Consumer Goods Makers Offer Higher Incentives To Retailers As Demand Stagnates


Makers of soaps to deodorants are offering retailers incentives to push products as the demand has tapered off following an initial burst after India eased lockdown restrictions.

Companies have increased margins by 3-4% for soaps and 4-5% on other personal care categories such as hair oils and body lotions, according to distributors that BloombergQuint spoke to. Typically, they offer from 6-7% to as high as 18% in the category.

India announced one of the harshest curbs to contain the Covid-19 pandemic. As the government eased restrictions, demand spiked because of pent-up consumption. That has now fallen. Moreover, demand for personal care categories suffered during the lockdown as only essentials were allowed and people stocked up staples and cut consumption amid pay cuts, job losses, and business shutdowns.

The nation’s GDP contracted the most among major economies in the quarter ended June and on track for first full-fiscal contraction in more than four decades. Nielsen India has pegged demand for FMCG goods to remain flat in 2020. It said consumers are opting for more affordable packs as they remain tight-fisted.

Two large distributors for multiple companies told BloombergQuint—speaking on the condition of anonymity out of business concerns—that some companies offered higher margins on goods sold, while others offer incentives in the form of promotions to boost volumes.

For example, a retailer will get benefits on placing a bigger order than usual. According to the distributors:

  • Godrej Consumer Products Ltd. has increased margins on soaps to the tune of 3-4%
  • Hindustan Unilever Ltd. increased margins up by to 4% on its some stock-keeping units of Surf easy wash in certain markets.
  • Marico Ltd., the maker of Parachute coconut oil, is offering higher incentives to retailers.

HUL, India’s largest consumer goods maker, and Marico did not respond to BloombergQuint’s queries citing silent period ahead of their earnings.
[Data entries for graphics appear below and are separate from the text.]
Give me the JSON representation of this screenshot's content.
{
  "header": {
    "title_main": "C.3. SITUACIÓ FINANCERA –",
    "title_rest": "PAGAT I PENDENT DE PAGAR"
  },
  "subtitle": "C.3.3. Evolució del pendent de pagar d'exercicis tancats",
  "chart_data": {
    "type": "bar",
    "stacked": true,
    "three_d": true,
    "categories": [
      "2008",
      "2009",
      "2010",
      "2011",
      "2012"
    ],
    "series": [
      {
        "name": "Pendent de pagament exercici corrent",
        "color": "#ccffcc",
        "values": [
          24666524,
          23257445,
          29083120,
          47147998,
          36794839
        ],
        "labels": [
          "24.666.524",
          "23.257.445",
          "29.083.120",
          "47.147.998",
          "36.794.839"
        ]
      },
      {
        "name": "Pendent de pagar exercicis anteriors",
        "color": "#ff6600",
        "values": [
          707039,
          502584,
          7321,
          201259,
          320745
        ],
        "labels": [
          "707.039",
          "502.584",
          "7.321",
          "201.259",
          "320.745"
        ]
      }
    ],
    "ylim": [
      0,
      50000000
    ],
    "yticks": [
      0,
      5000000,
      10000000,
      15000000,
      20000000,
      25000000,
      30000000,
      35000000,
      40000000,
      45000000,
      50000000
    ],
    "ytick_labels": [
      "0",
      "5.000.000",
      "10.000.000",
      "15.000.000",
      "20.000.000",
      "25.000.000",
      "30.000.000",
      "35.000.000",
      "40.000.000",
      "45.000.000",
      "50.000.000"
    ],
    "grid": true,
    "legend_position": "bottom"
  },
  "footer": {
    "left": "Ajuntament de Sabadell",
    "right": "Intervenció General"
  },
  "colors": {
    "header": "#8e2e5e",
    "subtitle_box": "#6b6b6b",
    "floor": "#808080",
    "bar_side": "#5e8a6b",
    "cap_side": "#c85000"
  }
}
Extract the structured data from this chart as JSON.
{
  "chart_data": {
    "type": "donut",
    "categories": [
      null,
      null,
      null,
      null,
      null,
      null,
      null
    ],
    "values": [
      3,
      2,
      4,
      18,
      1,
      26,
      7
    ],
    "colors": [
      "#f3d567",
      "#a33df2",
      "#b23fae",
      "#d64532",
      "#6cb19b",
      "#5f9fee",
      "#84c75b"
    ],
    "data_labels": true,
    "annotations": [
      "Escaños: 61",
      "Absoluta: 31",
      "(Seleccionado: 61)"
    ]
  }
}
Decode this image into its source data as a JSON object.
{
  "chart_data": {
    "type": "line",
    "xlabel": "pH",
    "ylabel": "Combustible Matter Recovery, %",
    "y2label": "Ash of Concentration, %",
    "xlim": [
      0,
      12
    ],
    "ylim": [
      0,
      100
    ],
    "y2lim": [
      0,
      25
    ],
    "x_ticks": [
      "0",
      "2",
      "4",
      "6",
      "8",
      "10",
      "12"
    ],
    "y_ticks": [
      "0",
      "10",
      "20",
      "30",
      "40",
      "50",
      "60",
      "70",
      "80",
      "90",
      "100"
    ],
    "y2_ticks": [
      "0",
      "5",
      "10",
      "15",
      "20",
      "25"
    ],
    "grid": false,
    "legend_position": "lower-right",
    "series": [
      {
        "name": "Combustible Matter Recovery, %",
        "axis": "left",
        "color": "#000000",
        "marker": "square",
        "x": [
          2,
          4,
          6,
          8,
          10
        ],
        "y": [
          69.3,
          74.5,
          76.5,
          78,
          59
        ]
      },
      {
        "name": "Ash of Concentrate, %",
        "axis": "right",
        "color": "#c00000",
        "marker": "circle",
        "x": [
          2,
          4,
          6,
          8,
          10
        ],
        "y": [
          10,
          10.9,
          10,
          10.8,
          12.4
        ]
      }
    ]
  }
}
“Trade spends is a function of both competitive intensity and demand. We keep fine-tuning the same accordingly,” Sunil Kataria, chief executive officer, India and SAARC at Godrej Consumer Products, said in an emailed response. “We have optimised our trade spends and are operating below pre-Covid levels.”

The company’s focus is on ensuring timely supplies, managing optimal assortment and creating demand for its brands and categories. The company, he said, continues to witness robust demand in rural areas, while urban India is showing slower recovery due to intermittent lockdowns and higher outbreak intensity.

Nielsen India, in a recent report, corroborated the trend. Fast-moving consumer goods companies are focusing on middle–towns with a population of 1-10 lakh–and rural India as they have bounced back to pre-Covid levels, it said, while demand from urban India continues to lag.